Gejala Khas Virus Ebola Langka yang Ancam Dunia, Demam hingga Nyeri Otot
Dalam fase lanjut, virus Ebola dapat memicu pendarahan internal, kerusakan organ, hingga gagal organ yang berujung kematian. Tingkat kematian varian Bundibugyo dilaporkan bisa mencapai 50 persen.
Hal yang membuat virus ini berbahaya adalah masa inkubasinya yang cukup panjang.

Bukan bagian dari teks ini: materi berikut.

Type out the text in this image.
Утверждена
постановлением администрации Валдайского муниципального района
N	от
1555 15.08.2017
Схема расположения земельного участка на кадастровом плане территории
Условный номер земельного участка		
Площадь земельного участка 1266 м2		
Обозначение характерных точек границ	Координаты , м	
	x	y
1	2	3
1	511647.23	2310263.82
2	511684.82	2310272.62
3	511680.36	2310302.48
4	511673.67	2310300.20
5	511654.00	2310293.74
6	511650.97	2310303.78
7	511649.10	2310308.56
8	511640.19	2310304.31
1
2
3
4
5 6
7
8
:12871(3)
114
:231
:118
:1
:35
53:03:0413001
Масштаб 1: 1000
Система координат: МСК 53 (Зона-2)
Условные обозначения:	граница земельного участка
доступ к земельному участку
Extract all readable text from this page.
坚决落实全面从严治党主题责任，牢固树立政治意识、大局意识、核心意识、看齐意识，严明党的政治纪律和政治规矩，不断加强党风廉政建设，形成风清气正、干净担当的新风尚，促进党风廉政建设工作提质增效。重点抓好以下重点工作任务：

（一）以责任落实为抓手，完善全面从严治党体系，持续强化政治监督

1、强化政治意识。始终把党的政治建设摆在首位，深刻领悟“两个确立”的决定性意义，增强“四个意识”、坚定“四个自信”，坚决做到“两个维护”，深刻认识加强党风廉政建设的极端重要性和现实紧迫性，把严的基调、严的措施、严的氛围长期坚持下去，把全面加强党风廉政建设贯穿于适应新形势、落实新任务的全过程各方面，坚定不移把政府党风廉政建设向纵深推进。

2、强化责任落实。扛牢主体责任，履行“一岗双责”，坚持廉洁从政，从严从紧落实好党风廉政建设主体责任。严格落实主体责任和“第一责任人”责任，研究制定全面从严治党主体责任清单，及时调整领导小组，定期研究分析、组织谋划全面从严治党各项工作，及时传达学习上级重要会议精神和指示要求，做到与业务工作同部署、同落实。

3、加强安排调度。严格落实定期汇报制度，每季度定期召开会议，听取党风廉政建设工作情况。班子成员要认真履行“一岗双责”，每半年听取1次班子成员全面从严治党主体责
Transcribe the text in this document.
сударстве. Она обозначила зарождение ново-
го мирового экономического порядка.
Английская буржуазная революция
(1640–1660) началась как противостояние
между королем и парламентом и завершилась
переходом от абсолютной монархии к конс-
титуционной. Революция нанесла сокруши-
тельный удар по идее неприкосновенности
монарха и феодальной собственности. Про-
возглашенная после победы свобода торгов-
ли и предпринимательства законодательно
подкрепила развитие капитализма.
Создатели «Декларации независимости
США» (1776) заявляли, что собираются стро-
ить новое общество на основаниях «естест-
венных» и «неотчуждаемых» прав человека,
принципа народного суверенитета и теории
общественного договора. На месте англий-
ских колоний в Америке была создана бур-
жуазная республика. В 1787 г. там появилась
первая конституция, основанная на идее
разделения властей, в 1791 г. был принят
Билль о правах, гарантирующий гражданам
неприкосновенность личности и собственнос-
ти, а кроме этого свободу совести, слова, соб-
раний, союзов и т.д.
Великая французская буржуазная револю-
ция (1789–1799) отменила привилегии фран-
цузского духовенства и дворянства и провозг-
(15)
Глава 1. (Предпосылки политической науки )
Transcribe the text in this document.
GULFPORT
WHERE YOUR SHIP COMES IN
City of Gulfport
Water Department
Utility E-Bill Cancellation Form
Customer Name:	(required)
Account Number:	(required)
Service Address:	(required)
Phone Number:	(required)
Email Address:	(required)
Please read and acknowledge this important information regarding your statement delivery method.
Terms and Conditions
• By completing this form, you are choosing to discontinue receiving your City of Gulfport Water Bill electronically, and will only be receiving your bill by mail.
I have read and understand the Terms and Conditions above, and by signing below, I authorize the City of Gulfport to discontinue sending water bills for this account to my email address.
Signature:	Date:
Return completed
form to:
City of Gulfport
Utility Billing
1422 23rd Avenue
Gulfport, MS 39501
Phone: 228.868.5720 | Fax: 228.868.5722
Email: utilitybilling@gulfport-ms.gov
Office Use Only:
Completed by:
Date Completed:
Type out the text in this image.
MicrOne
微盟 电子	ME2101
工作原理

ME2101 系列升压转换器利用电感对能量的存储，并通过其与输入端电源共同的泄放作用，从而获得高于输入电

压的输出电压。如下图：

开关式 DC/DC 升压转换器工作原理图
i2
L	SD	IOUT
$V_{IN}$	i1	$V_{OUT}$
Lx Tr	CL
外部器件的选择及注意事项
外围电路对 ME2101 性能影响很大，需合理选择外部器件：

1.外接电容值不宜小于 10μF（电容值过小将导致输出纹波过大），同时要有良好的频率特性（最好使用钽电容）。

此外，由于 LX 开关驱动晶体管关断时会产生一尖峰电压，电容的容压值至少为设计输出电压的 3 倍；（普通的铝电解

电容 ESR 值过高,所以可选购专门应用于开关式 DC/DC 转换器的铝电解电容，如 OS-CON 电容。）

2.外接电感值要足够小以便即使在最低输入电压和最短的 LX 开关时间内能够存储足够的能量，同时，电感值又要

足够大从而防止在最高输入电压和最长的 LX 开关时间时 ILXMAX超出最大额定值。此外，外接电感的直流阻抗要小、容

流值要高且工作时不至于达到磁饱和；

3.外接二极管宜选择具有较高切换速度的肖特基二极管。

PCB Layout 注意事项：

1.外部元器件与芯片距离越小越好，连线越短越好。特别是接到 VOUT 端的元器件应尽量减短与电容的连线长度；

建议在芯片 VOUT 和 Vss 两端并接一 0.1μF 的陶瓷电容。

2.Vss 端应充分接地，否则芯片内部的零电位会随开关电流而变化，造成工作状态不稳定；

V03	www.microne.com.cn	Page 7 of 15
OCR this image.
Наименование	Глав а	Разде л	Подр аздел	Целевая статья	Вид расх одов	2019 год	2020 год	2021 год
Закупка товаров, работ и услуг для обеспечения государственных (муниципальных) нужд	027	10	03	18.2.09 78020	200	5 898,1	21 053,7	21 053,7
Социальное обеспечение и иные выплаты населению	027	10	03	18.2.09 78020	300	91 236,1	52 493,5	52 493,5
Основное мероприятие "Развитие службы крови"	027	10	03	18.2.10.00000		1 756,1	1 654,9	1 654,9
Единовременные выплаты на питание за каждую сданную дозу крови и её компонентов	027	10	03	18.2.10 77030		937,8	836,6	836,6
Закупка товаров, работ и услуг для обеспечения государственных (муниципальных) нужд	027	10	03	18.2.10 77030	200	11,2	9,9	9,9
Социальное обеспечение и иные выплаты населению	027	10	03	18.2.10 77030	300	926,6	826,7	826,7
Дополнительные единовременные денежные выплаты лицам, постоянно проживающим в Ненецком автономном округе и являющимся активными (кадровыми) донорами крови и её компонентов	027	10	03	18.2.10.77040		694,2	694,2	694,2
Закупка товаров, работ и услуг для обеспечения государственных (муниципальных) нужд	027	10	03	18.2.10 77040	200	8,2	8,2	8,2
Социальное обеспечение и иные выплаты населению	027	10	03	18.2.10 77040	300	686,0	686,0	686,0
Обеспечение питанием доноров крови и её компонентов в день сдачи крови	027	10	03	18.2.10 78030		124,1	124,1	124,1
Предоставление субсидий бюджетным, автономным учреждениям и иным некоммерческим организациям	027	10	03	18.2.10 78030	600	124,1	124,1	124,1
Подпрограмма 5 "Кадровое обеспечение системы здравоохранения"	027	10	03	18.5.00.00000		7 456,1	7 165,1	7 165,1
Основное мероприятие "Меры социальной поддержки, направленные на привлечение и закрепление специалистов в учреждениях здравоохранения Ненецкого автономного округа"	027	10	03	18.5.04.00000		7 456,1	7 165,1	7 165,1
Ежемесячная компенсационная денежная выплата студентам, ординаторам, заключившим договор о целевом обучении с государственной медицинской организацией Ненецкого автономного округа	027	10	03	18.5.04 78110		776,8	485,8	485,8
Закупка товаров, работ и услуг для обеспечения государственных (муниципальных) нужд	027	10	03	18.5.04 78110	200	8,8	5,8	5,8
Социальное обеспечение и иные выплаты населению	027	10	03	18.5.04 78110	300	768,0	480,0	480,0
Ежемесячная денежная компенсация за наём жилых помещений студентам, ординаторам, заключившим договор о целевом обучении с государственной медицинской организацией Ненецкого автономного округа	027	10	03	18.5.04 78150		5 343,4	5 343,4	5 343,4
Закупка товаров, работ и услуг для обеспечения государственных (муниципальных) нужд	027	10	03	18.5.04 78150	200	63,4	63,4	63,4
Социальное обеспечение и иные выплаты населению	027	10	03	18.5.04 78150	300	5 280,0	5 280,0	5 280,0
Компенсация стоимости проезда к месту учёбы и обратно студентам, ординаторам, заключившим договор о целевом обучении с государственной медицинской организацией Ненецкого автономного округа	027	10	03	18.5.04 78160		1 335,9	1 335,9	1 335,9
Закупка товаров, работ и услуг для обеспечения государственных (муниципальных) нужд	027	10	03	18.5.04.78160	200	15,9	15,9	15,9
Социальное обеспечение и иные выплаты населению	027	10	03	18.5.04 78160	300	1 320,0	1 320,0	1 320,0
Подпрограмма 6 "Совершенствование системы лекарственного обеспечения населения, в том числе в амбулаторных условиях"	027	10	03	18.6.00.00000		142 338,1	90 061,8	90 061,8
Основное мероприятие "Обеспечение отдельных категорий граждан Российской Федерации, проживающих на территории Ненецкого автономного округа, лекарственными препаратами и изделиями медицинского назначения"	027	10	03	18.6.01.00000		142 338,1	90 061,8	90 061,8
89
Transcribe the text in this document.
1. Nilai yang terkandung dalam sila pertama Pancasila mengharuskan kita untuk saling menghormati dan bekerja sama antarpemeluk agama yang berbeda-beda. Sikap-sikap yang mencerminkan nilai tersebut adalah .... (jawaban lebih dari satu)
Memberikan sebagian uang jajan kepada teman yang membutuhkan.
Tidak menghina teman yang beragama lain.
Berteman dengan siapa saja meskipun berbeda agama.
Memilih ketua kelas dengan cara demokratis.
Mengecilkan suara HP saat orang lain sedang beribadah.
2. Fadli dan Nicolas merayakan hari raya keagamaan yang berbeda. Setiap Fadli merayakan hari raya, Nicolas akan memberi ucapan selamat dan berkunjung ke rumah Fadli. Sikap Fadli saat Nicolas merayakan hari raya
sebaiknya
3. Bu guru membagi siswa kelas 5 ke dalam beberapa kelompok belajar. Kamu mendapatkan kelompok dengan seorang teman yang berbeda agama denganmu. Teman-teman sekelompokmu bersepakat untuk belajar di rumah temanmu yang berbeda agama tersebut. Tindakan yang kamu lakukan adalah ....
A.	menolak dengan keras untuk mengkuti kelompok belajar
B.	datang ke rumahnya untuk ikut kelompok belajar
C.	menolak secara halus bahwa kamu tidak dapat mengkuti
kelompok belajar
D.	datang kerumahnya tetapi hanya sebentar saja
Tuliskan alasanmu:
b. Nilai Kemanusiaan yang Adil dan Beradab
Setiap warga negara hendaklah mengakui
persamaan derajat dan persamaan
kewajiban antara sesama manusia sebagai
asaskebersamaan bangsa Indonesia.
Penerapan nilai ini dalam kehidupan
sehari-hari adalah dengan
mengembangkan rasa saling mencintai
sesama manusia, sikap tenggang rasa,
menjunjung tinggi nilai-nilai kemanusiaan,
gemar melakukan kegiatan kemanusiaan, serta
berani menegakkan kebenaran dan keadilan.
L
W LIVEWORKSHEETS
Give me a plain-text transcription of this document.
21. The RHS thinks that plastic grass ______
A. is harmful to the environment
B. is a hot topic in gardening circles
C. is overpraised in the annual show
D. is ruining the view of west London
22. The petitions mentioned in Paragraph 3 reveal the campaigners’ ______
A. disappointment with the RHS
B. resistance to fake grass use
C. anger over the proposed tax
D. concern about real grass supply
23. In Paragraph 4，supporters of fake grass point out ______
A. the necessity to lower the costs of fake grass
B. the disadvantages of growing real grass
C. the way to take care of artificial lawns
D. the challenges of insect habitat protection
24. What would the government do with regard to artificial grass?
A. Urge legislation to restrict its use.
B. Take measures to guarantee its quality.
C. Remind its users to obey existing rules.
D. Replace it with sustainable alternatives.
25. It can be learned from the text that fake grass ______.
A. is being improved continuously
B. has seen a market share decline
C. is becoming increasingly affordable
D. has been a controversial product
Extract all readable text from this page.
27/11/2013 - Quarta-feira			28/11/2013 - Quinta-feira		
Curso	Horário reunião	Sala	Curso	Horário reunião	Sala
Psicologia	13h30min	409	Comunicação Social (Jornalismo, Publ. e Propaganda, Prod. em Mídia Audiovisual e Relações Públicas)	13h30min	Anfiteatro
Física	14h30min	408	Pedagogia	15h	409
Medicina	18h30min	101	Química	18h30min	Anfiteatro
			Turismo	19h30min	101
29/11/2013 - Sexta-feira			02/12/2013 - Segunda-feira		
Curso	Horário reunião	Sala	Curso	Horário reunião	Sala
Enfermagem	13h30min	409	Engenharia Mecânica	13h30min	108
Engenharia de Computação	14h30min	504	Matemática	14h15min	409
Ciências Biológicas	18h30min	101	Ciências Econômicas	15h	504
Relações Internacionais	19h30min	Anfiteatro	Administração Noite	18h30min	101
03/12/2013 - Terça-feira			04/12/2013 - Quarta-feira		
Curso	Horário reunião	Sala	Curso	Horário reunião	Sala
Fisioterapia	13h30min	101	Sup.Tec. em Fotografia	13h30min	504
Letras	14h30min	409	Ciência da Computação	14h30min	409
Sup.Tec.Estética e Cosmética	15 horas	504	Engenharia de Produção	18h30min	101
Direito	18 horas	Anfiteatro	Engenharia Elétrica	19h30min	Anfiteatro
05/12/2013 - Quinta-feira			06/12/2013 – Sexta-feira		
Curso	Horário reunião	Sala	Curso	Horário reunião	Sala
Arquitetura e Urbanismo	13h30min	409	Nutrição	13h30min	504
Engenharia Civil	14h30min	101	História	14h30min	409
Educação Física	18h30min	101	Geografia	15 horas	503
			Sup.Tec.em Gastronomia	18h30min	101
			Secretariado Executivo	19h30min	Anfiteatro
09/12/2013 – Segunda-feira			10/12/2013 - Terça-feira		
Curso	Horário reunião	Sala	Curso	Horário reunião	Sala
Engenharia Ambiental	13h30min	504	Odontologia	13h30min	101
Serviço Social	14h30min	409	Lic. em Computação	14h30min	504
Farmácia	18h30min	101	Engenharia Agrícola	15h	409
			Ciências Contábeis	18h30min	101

Seseorang dapat membawa virus hingga 21 hari sebelum gejala muncul dan diyakini sudah dapat menularkan infeksi kepada orang lain.
Penularan Ebola terjadi melalui kontak langsung dengan cairan tubuh penderita, seperti darah, muntahan, air liur, keringat, hingga jenazah pasien yang terinfeksi.
Karena itu, WHO meminta masyarakat di wilayah terdampak untuk menghindari kontak langsung dengan pasien serta mengikuti prosedur kesehatan saat pemakaman korban Ebola.
Saat ini, para ilmuwan dari Universitas Oxford juga tengah mengembangkan vaksin khusus untuk varian Bundibugyo. Namun vaksin tersebut diperkirakan masih membutuhkan waktu beberapa bulan sebelum bisa diuji pada manusia.